Adopting MBSE - A Case Study
By Dr. Paulin Kantue
By adopting MBSE and digital twin technologies, European industries can achieve significant cost savings, improve operational efficiency, and contribute to broader sustainability objectives. Learn more
Problem Definition
A high-value machine breaks down ahead of schedule, creating frustration for maintenance engineers.
The machine has visible damage, like rust, loose parts, or smoke. None which was recorded in the previous maintenance report.


Requirement Analysis
Instead of the usual whiteboard or Excel spreadsheet with list of issues, dates and links, a framework for collecting data is adopted.
Data of all critical components is discussed, collected and used to establish cause-effect relationships.
Model Creation
Engineers develop a digital twin of the machine, integrating real-time sensor data and simulations to predict failures before they happen.
This virtual model is tested under different conditions to optimize maintenance strategies.
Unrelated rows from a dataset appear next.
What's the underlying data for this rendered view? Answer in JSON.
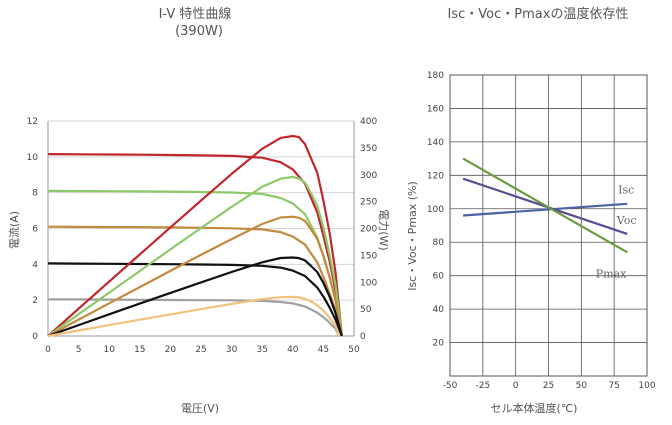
{
  "chart_data": [
    {
      "type": "line",
      "title": "I-V 特性曲線",
      "subtitle": "(390W)",
      "xlabel": "電圧(V)",
      "ylabel": "電流(A)",
      "y2label": "電力(W)",
      "xlim": [
        0,
        50
      ],
      "ylim": [
        0,
        12
      ],
      "y2lim": [
        0,
        400
      ],
      "xticks": [
        "0",
        "5",
        "10",
        "15",
        "20",
        "25",
        "30",
        "35",
        "40",
        "45",
        "50"
      ],
      "yticks": [
        "0",
        "2",
        "4",
        "6",
        "8",
        "10",
        "12"
      ],
      "y2ticks": [
        "0",
        "50",
        "100",
        "150",
        "200",
        "250",
        "300",
        "350",
        "400"
      ],
      "grid": true,
      "series": [
        {
          "axis": "left",
          "color": "#c0272d",
          "x": [
            0,
            5,
            10,
            15,
            20,
            25,
            30,
            35,
            38,
            40,
            42,
            44,
            45,
            46,
            47,
            47.5,
            48
          ],
          "y": [
            10.15,
            10.14,
            10.13,
            10.12,
            10.1,
            10.08,
            10.05,
            9.95,
            9.7,
            9.3,
            8.5,
            6.9,
            5.6,
            4.2,
            2.5,
            1.3,
            0
          ]
        },
        {
          "axis": "left",
          "color": "#8cc96a",
          "x": [
            0,
            5,
            10,
            15,
            20,
            25,
            30,
            35,
            38,
            40,
            42,
            44,
            45,
            46,
            47,
            47.5,
            48
          ],
          "y": [
            8.1,
            8.09,
            8.08,
            8.07,
            8.06,
            8.04,
            8.01,
            7.93,
            7.7,
            7.4,
            6.8,
            5.5,
            4.5,
            3.3,
            2.0,
            1.0,
            0
          ]
        },
        {
          "axis": "left",
          "color": "#c28a3f",
          "x": [
            0,
            5,
            10,
            15,
            20,
            25,
            30,
            35,
            38,
            40,
            42,
            44,
            45,
            46,
            47,
            47.5,
            48
          ],
          "y": [
            6.1,
            6.09,
            6.08,
            6.07,
            6.06,
            6.04,
            6.01,
            5.95,
            5.8,
            5.55,
            5.1,
            4.1,
            3.3,
            2.4,
            1.4,
            0.7,
            0
          ]
        },
        {
          "axis": "left",
          "color": "#111111",
          "x": [
            0,
            5,
            10,
            15,
            20,
            25,
            30,
            35,
            38,
            40,
            42,
            44,
            45,
            46,
            47,
            47.5,
            48
          ],
          "y": [
            4.05,
            4.04,
            4.03,
            4.02,
            4.01,
            3.99,
            3.97,
            3.92,
            3.82,
            3.65,
            3.35,
            2.7,
            2.2,
            1.6,
            0.9,
            0.45,
            0
          ]
        },
        {
          "axis": "left",
          "color": "#a0a0a0",
          "x": [
            0,
            5,
            10,
            15,
            20,
            25,
            30,
            35,
            38,
            40,
            42,
            44,
            45,
            46,
            47,
            47.5
          ],
          "y": [
            2.05,
            2.04,
            2.03,
            2.02,
            2.01,
            2.0,
            1.99,
            1.96,
            1.9,
            1.82,
            1.65,
            1.3,
            1.05,
            0.75,
            0.4,
            0
          ]
        },
        {
          "axis": "right",
          "color": "#c0272d",
          "x": [
            0,
            5,
            10,
            15,
            20,
            25,
            30,
            35,
            38,
            40,
            41,
            42,
            43,
            44,
            45,
            46,
            47,
            48
          ],
          "y": [
            0,
            50.7,
            101.3,
            151.8,
            202,
            252,
            301.5,
            348.3,
            368.6,
            372,
            370,
            357,
            330,
            303.6,
            252,
            193.2,
            117.5,
            0
          ]
        },
        {
          "axis": "right",
          "color": "#8cc96a",
          "x": [
            0,
            5,
            10,
            15,
            20,
            25,
            30,
            35,
            38,
            40,
            41,
            42,
            43,
            44,
            45,
            46,
            47,
            48
          ],
          "y": [
            0,
            40.5,
            80.8,
            121,
            161.2,
            201,
            240.3,
            277.6,
            292.6,
            296,
            293,
            285.6,
            265,
            242,
            202.5,
            151.8,
            94,
            0
          ]
        },
        {
          "axis": "right",
          "color": "#c28a3f",
          "x": [
            0,
            5,
            10,
            15,
            20,
            25,
            30,
            35,
            38,
            40,
            41,
            42,
            43,
            44,
            45,
            46,
            47,
            48
          ],
          "y": [
            0,
            30.5,
            60.8,
            91,
            121.2,
            151,
            180.3,
            208.3,
            220.4,
            222,
            220,
            214.2,
            198,
            180.4,
            148.5,
            110.4,
            65.8,
            0
          ]
        },
        {
          "axis": "right",
          "color": "#111111",
          "x": [
            0,
            5,
            10,
            15,
            20,
            25,
            30,
            35,
            38,
            40,
            41,
            42,
            43,
            44,
            45,
            46,
            47,
            48
          ],
          "y": [
            0,
            20.2,
            40.3,
            60.3,
            80.2,
            99.8,
            119.1,
            137.2,
            145.2,
            146,
            145,
            140.7,
            130,
            118.8,
            99,
            73.6,
            42.3,
            0
          ]
        },
        {
          "axis": "right",
          "color": "#f2c17e",
          "x": [
            0,
            5,
            10,
            15,
            20,
            25,
            30,
            35,
            38,
            40,
            41,
            42,
            43,
            44,
            45,
            46,
            47,
            47.5
          ],
          "y": [
            0,
            10.2,
            20.3,
            30.3,
            40.2,
            50,
            59.7,
            68.6,
            72.2,
            72.8,
            72,
            69.3,
            64,
            57.2,
            47.3,
            34.5,
            18.8,
            0
          ]
        }
      ]
    },
    {
      "type": "line",
      "title": "Isc・Voc・Pmaxの温度依存性",
      "xlabel": "セル本体温度(℃)",
      "ylabel": "Isc・Voc・Pmax (%)",
      "xlim": [
        -50,
        100
      ],
      "ylim": [
        0,
        180
      ],
      "xticks": [
        "-50",
        "-25",
        "0",
        "25",
        "50",
        "75",
        "100"
      ],
      "yticks": [
        "20",
        "40",
        "60",
        "80",
        "100",
        "120",
        "140",
        "160",
        "180"
      ],
      "grid": true,
      "series": [
        {
          "name": "Isc",
          "color": "#4a62a6",
          "x": [
            -40,
            85
          ],
          "y": [
            96,
            103
          ]
        },
        {
          "name": "Voc",
          "color": "#5b4d93",
          "x": [
            -40,
            85
          ],
          "y": [
            118,
            85
          ]
        },
        {
          "name": "Pmax",
          "color": "#6b9a3e",
          "x": [
            -40,
            85
          ],
          "y": [
            130,
            74
          ]
        }
      ]
    }
  ]
}
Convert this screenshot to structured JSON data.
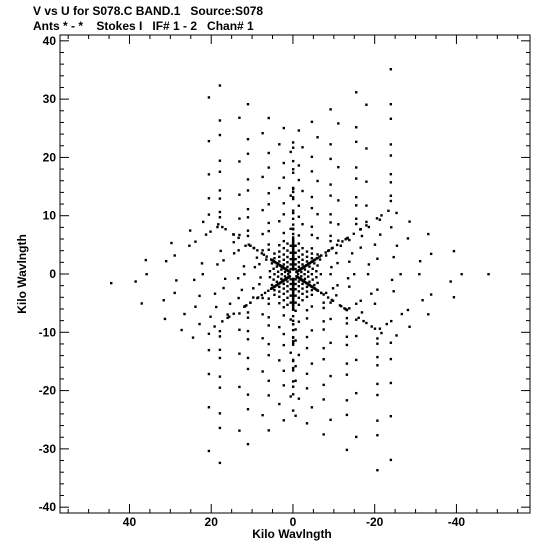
{
  "chart_data": {
    "type": "scatter",
    "title": "V vs U for S078.C BAND.1   Source:S078",
    "subtitle": "Ants * - *    Stokes I   IF# 1 - 2   Chan# 1",
    "xlabel": "Kilo Wavlngth",
    "ylabel": "Kilo Wavlngth",
    "xlim": [
      57,
      -58
    ],
    "ylim": [
      -41,
      41
    ],
    "x_reversed": true,
    "x_ticks": [
      40,
      20,
      0,
      -20,
      -40
    ],
    "x_tick_labels": [
      "40",
      "20",
      "0",
      "-20",
      "-40"
    ],
    "y_ticks": [
      40,
      30,
      20,
      10,
      0,
      -10,
      -20,
      -30,
      -40
    ],
    "y_tick_labels": [
      "40",
      "30",
      "20",
      "10",
      "0",
      "-10",
      "-20",
      "-30",
      "-40"
    ],
    "grid": false,
    "marker": "dot",
    "marker_color": "#000000",
    "pattern": "six-arm star (Y-shaped array uv coverage with conjugate points)",
    "arm_endpoints": [
      {
        "u": 0,
        "v": 24
      },
      {
        "u": 0,
        "v": -24
      },
      {
        "u": 28,
        "v": 38.5
      },
      {
        "u": -27,
        "v": -38.5
      },
      {
        "u": -29,
        "v": 35
      },
      {
        "u": 28,
        "v": -35
      },
      {
        "u": 55,
        "v": 3.5
      },
      {
        "u": -55,
        "v": -3.5
      },
      {
        "u": 50,
        "v": -3
      },
      {
        "u": -50,
        "v": 3
      }
    ]
  }
}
System Design & Optimization
Using insights from the digital twin, engineers redesign key components and implement predictive maintenance algorithms to enhance efficiency and reduce breakdowns.
IoT sensors and AI-driven diagnostics are integrated into the system.
Implementation & Testing
The newly optimized machine components and predictive maintenance system are installed in a real-world setting.
Engineers conduct live tests to compare performance with previous maintenance models.


Deployment & Continuous Monitoring
The system is fully deployed, and continuous monitoring is performed via IoT dashboards that alert engineers before failures occur.
AI-based analytics continuously refine maintenance schedules.